The election in Baghdad will now take place on Tuesday, two days after parliamentary polls in autonomous Iraqi Kurdistan and one year after the Kurds' ill-fated independence referendum.

The presidency has been reserved for the Kurds since Iraq's first multi-party elections in 2005, two years after the US-led invasion that toppled dictator Saddam Hussein.

Under a tacit accord between the Kurdistan Democratic Party and the Patriotic Union of Kurdistan, the PUK would hold the federal presidency and the KDP the post of Iraqi Kurdistan's president.

The PUK's late Jalal Talabani served as federal president for eight years.

But the Iraqi Kurdish presidency has been left vacant since KDP leader Massud Barzani resigned at the end of his mandate following the September 2017 referendum that he championed.

The KDP and PUK candidates for president of Iraq, where the prime minister is head of government, have been touring the south of the country to lobby for support and win the backing of deputies in the federal parliament.

The PUK's Barham Saleh, a 58-year-old moderate, has served in both administrations -- as Iraqi deputy premier and Kurdish prime minister.

His rival for the post of president is the KDP's Fuad Hussein, a 72-year-old former chief of staff for Barzani and veteran of the opposition to Saddam.

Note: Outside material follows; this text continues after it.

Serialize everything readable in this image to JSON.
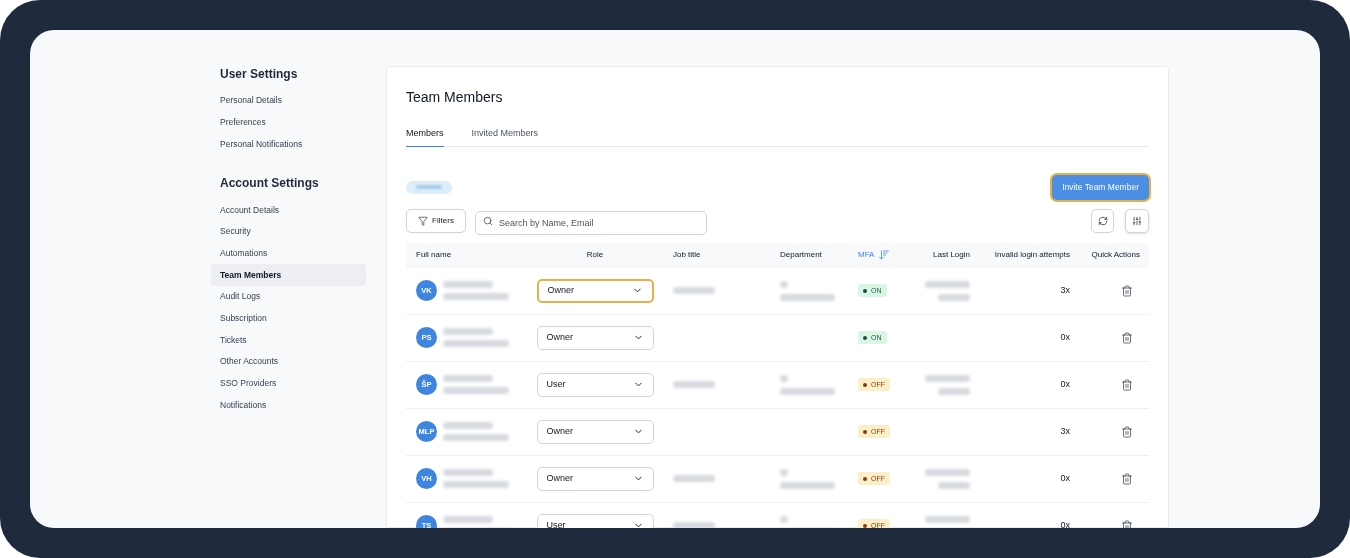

Unlike most Kurds, he is a Shiite, a factor likely to win support from members of the Shiite-majority parliament.


- Short of quorum -


On Monday, fewer than half of the deputies needed for a quorum showed up in parliament on time at 1700 GMT, forcing a new session to be scheduled for 1000 GMT on Tuesday.

Under the constitution, if no candidate wins a two-thirds majority, the contest can be rerun on Tuesday or at a later date.

Iraq's parliament has chosen a speaker of the house but the post of prime minister has yet to be decided, more than four months after legislative elections.

In Iraq, the speaker of parliament is always a Sunni Arab, while the prime minister is Shiite and the president a Kurd.

Parliamentary coalitions -- which bring together lists of Shiites, Sunnis and Kurds -- must agree on the selection of the three positions.

Iraq's Kurds have been a key US partner in the war against the Islamic State jihadist group and had hoped their role would boost international support for statehood.

But a massive "yes" vote in the referendum for independence, deemed illegal by Iraq's federal government and opposed by international powers, backfired drastically.

Baghdad imposed economic penalties and sent federal troops to push Kurdish forces out of oil fields vital for the region's economy, depriving it of a key lifeline.